The 49-state model of the CEC lacks an onboard diagnostic system, making it difficult to monitor its operation without a breakout box. The Carter BBD carburetor is a reliable two-barrel downdraft carburetor used extensively on AMC and Jeep vehicles, with many of the 1980 and newer versions incorporating an electronic feedback valve attached to the rear of the throttle body on most CEC-equipped models. These versions may have problems with their idle circuit, which can clog, causing a rough idle and stalling. Other issues may include throttle shaft wear, which can cause the carburetor body to wear, resulting in unmetered air leaking in and a rough idle. Bushings can be installed to resolve this. Improper float heights can cause flooding or fuel starvation, as well as leaking gaskets, all of which need to be corrected for proper CRC performance.

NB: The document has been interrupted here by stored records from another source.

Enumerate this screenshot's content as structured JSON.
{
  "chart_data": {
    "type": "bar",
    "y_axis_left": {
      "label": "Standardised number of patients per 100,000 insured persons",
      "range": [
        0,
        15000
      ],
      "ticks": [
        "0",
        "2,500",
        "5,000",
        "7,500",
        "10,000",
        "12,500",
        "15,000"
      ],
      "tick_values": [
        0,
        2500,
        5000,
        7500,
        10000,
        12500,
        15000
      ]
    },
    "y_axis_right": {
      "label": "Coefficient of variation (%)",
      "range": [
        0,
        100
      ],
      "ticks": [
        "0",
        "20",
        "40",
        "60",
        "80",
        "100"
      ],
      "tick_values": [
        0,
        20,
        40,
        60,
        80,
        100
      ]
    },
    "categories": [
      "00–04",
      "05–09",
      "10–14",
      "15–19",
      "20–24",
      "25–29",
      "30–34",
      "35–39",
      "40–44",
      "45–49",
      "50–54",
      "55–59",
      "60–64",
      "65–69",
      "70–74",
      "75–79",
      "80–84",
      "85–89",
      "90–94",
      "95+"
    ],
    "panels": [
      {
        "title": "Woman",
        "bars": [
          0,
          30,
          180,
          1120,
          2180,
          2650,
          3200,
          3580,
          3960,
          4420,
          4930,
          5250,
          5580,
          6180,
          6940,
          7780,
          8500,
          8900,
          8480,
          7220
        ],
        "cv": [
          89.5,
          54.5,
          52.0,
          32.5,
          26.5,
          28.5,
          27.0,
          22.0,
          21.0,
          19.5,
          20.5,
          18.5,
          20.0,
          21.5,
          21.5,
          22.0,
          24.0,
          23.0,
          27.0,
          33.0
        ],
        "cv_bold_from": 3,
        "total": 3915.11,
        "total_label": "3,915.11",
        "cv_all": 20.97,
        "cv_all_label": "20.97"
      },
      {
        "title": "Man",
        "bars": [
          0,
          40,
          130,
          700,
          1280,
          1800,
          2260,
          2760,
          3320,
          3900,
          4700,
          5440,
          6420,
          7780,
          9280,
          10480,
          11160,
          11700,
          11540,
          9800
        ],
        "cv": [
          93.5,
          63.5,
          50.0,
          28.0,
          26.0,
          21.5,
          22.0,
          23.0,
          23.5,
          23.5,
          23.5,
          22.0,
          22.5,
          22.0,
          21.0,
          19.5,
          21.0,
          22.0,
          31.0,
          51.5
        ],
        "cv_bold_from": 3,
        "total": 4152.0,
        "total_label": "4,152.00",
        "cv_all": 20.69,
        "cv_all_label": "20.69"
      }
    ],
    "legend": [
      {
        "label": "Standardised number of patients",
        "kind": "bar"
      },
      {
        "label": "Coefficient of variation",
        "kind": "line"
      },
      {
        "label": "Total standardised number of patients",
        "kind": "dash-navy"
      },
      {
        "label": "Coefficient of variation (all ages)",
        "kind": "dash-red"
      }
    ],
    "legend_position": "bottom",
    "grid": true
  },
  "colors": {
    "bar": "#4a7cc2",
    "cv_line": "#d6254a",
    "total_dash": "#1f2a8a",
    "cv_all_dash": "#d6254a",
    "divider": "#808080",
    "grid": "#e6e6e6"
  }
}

The 49-state model of the CEC lacks an onboard diagnostic system, making it difficult to monitor its operation without a breakout box. The Carter BBD carburetor on most CEC-equipped models also has problems with its idle circuit, which can clog, causing a rough idle and stalling. In places where emissions testing is not required, a modification is made by bypassing the computer and disabling the BBD's Idle Servo, or replacing the BBD with a manually tuned carburetor. Some suggest the "seemingly miles of vacuum hoses and incomprehensible carburetor system" can be modified to enhance performance by replacing AMC's CEC with a better aftermarket system. Several vendors (including Chrysler and Edelbrock) also offer retrofit kits that replace the CEC and the carburetor with fuel injection.